Bei der Umwandlung von Weizen, Gerste und Roggen in Kraftstoffethanol entstand bisher eine dickflüssige Maische. Nur mit Hilfe großer Wasser- und Energiemengen konnte dieser Getreidebrei verdünnt und verarbeitet werden. Dieser Arbeitsschritt fällt bei den neuen leistungsstarken Novozymes-Produkten weg: Sie bauen die Komponenten des Getreides so ab, dass die Maische von Anfang an dünnflüssig ist und umgehend weiterverarbeitet werden kann. Durch Enzyme wird der flüssige Getreidebrei im nächsten Arbeitsschritt in Zucker zerlegt und dann zu Ethanol (Alkohol) fermentiert. Das Resultat ist ein CO2-neutraler Treibstoff, der entweder pur oder zusammen mit Benzin in die Fahrzeugtanks gefüllt werden kann.

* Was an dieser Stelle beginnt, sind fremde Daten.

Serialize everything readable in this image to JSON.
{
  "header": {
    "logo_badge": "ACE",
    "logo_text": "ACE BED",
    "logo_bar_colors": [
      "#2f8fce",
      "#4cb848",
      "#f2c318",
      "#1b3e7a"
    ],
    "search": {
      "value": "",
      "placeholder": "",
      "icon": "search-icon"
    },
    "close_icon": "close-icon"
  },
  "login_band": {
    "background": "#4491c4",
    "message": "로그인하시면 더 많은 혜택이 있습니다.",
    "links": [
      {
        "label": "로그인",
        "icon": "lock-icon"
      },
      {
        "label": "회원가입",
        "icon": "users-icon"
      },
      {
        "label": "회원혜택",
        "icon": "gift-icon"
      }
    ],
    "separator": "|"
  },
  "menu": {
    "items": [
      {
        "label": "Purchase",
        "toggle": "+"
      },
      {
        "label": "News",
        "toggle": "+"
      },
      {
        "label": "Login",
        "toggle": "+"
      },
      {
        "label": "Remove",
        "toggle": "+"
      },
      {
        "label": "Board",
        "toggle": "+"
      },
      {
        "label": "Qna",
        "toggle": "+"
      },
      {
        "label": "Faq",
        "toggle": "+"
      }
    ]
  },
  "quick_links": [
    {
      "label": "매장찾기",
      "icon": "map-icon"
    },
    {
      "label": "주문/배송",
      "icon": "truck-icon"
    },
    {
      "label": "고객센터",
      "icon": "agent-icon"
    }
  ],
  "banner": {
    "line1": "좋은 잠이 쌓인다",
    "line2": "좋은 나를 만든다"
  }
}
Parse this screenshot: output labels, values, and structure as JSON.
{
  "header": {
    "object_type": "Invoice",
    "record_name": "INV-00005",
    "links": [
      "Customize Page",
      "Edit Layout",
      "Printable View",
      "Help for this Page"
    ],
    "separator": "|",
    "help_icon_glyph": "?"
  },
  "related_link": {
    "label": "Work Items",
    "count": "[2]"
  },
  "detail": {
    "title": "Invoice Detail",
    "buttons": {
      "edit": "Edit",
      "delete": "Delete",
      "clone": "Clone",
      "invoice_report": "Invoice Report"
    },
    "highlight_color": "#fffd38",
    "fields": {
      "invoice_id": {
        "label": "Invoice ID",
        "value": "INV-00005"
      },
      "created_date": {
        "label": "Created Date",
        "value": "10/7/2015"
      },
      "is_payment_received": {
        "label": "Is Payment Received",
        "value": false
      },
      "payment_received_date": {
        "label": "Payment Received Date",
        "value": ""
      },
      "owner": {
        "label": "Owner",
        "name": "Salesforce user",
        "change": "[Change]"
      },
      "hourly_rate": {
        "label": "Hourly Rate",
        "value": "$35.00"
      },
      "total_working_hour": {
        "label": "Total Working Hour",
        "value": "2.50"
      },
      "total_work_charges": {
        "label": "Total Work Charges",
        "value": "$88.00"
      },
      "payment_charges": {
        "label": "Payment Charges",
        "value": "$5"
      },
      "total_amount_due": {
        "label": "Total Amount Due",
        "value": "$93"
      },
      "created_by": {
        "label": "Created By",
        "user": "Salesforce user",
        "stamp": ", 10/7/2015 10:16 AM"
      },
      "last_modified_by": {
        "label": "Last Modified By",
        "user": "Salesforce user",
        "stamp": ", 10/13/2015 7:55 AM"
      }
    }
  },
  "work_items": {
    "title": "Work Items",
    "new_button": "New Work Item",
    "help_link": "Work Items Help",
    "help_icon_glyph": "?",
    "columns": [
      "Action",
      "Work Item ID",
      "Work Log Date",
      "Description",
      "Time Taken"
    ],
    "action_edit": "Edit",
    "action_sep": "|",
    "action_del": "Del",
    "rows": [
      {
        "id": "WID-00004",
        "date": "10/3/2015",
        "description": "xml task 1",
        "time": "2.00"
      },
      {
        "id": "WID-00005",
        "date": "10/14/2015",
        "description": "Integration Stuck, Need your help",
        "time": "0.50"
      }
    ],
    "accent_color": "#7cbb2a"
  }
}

Ein entscheidendes Argument für Biokraftstoff aus Getreide: Im Gegensatz zu Erdöl handelt es sich bei Getreide um eine erneuerbare Ressource. Zur Schonung der Erdölreserven soll daher zumindest ein Teil des benötigten Fahrzeugkraftstoffs durch Ethanol aus heimischem Getreide ersetzt werden. “Durch den Anstieg der Rohölpreise gewinnt die Produktion von Biokraftstoff aus Getreide zusätzlich an Bedeutung”, erklärt Humphrey Lau, Direktor der Abteilung Grain Processing bei Novozymes.

Viele bedeutende Autohersteller, wie Volvo, Ford und SAAB, stellen mittlerweile Modelle her, die mit Biokraftstoff betankt werden können. Doch selbst “normale Fahrzeuge” laufen mit einer Mischung aus Benzin und zehn Prozent Biokraftstoff einwandfrei. Aus Umweltgründen wird Benzin in Schweden bereits heute an den Tankstellen mit fünf Prozent Biokraftstoff versetzt.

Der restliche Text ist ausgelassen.